Ben Fox, MS

Ben Fox, MS, is a fourth-year student in the PhD Biomedical Sciences at the Icahn School of Medicine at Mount Sinai. He is in the Artificial Intelligence and Emerging Technologies (AIET) training area.

In this Q&A, he discusses how Mount Sinai’s access to data and clinicians enabled his research with wearables to better monitor patients in the ICU in real-time.

What is your education and career background?

My research journey began while studying physics at Pepperdine University, where I investigated geophysical phenomenon manifesting in the aurora borealis measured from observatories in Svalbard, Norway. This introduced me to research, allowed me to attend my first conferences, and travel throughout Norway to collect data.

Shortly after, I began working with Sarah Faubel, MD, at the University of Colorado Anschutz Medical Campus in Aurora, Colorado, for a summer research internship, where I was first introduced to AI and machine learning to interpret metabolomics data from different organs in mice with acute kidney injury. This resulted in my first, “first author” publication and the thesis of my masters project at the University of California, Santa Barbara (UCSB), where I studied computer science.

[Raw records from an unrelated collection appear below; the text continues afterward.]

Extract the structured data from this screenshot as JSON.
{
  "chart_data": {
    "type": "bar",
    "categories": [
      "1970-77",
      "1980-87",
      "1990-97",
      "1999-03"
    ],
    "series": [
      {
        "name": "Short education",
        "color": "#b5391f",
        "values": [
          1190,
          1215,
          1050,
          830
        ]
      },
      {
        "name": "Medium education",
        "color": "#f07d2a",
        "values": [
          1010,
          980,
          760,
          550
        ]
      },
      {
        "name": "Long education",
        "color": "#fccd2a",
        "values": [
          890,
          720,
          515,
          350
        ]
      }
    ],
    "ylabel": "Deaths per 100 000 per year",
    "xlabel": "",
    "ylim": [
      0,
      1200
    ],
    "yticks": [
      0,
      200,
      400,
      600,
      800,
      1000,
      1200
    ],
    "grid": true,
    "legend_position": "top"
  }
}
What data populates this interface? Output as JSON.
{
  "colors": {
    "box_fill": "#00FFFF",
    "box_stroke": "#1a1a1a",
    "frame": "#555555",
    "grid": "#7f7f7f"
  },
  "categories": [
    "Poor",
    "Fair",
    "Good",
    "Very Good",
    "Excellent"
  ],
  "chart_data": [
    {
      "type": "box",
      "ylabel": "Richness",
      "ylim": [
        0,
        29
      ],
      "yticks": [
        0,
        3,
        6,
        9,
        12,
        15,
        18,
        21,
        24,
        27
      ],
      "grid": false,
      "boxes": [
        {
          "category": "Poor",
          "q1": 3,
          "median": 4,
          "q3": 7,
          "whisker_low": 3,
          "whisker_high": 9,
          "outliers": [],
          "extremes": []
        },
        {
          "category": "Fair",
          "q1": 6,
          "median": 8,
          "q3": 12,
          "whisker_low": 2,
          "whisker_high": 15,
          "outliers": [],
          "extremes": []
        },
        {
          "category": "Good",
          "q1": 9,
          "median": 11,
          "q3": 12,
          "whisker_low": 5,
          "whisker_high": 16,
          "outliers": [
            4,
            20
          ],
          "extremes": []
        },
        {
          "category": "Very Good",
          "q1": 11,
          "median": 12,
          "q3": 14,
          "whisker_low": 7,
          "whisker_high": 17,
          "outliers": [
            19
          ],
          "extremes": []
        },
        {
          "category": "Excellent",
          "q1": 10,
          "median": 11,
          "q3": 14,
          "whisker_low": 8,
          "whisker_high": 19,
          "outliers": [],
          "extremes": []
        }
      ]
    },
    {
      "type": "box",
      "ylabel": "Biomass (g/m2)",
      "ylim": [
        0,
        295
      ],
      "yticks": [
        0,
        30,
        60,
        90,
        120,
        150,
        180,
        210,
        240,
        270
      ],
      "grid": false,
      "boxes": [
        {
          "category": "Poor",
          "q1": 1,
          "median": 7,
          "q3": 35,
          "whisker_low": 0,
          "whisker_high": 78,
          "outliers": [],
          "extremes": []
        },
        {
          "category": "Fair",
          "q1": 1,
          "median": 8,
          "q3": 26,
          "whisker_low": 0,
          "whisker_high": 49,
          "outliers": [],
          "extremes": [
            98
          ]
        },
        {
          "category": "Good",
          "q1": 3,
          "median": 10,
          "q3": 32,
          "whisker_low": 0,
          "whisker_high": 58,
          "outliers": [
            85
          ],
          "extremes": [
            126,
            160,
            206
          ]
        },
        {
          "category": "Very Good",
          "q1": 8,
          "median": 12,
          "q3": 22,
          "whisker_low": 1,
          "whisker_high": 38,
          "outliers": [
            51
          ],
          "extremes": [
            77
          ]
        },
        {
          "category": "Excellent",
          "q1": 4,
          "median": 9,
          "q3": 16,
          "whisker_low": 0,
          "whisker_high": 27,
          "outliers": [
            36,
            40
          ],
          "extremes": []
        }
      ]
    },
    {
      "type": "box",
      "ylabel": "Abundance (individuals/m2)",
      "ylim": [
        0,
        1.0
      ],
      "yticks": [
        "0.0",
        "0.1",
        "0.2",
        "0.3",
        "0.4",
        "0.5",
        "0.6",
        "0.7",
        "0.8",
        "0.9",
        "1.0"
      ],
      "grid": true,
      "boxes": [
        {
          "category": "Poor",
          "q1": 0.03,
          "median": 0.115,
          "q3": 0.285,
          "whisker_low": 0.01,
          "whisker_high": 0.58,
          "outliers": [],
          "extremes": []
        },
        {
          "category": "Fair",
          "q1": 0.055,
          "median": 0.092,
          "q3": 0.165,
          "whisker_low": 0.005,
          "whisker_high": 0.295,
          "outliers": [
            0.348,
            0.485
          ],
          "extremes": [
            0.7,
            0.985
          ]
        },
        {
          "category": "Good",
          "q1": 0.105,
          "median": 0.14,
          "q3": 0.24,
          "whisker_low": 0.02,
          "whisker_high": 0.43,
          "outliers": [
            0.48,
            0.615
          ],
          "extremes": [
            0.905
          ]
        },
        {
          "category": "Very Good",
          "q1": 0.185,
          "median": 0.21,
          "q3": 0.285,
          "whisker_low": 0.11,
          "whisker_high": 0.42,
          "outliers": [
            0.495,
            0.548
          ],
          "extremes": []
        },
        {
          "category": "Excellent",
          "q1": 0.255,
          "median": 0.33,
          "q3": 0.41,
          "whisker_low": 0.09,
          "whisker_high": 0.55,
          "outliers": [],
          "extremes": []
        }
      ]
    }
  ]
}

Following graduating from UCSB, I switched from studying omics and joined Evidation Health where I worked for three years as a data scientist building new health metrics from consumer wearables (such Fitbit, Garmin, Oura) and analyzing sleep and activity data for new drug clinical trials. My work at Evidation inspired me to pursue a PhD in the AIET program at Mount Sinai to continue my work in AI, signal data, and wearable devices.

“I knew that I needed to work in the health care space, and I was particularly drawn to Mount Sinai being primarily a hospital, with access to health data, high-performance computing, clinicians, and other experts to drive research.”

Why continue your education with a PhD in Biomedical Sciences?

I wanted to continue my education to become an expert in my field and open doors to teach and become an independent researcher in my future career. Further, I wanted to learn more about the fields I was working in (wearables/signal data/AI/omics) and find ways to contribute to bettering human health and well-being. I was inspired by my previous colleagues (who had PhDs) and their ability to drive new research projects, teach complex topics, and help others. Lastly, I knew that I wanted to work in health and given that the PhD in Biomedical Sciences is physically located at a hospital, I knew it was a near perfect match.

 Why did you choose to study at Mount Sinai?

I knew that I needed to work in the health care space, and I was particularly drawn to Mount Sinai being primarily a hospital, with access to health data, high-performance computing, clinicians, and other experts to drive research. While interviewing for schools, it was noticeable how happy the students at Mount Sinai seemed compared to other schools. Also, I wanted to move to New York City. I am originally from Colorado, studied in California, and was excited to live in New York for a few years.

What made you interested in the Artificial Intelligence and Emerging Technologies training area?

The AIET training area did feel like a perfect fit for me, given my background in health and computer science/machine learning research. Beyond that, the faculty research was the main appeal. Many faculty were doing research that matched my interests. I spoke with some of them while deciding if I should come to the program, and they assured me that I could devise my own projects with wearables/signal data and work across a multitude of different health domains. At some other programs, I did not envision getting the same support, nor having the access to data or clinicians that have been essential to my research.

Who are your mentors, and what is the focus of your research?

My mentors are Girish Nadkarni and Ankit Parekh. My research uses AI-derived representations of signal data, from sleep studies and bedside monitoring data in the ICU, to estimate risk. Signal data is routinely collected in the sleep clinic, at home, and via wearable devices. However, links between that signal data and disease risk has not been established. Similarly, in the ICU, the bedside monitor collects extensive information about a patient over time; however, the data is typically not used. My work aims to utilize this data to better monitor patients in the ICU in real-time.

How have the resources at Mount Sinai contributed to your success in the program?

The resources at Mount Sinai have substantially contributed to my success. Specifically, the high-performance computing team and the Minerva supercomputer have made building scale AI models doable. Additionally, the data access and faculty connections have enabled more efficient data acquisition for developing my work. Clinician connections, internal Mount Sinai conferences, and the TL1 predoctoral fellowship have also allowed me to continue to learn about the medical domains I study and continue to get feedback on my work from a multitude of perspectives. Outside of research, the Mount Sinai climbing club and running club have helped me through the ups and downs of the program and meet some of my closest friends.

What are your plans after you complete your PhD?

After I finish my PhD, I plan to do a postdoc at Mount Sinai and switch projects to more wearable focused research, potentially alongside omics data. After that, I hope to eventually secure a faculty position at a university where I can teach and build my own research projects.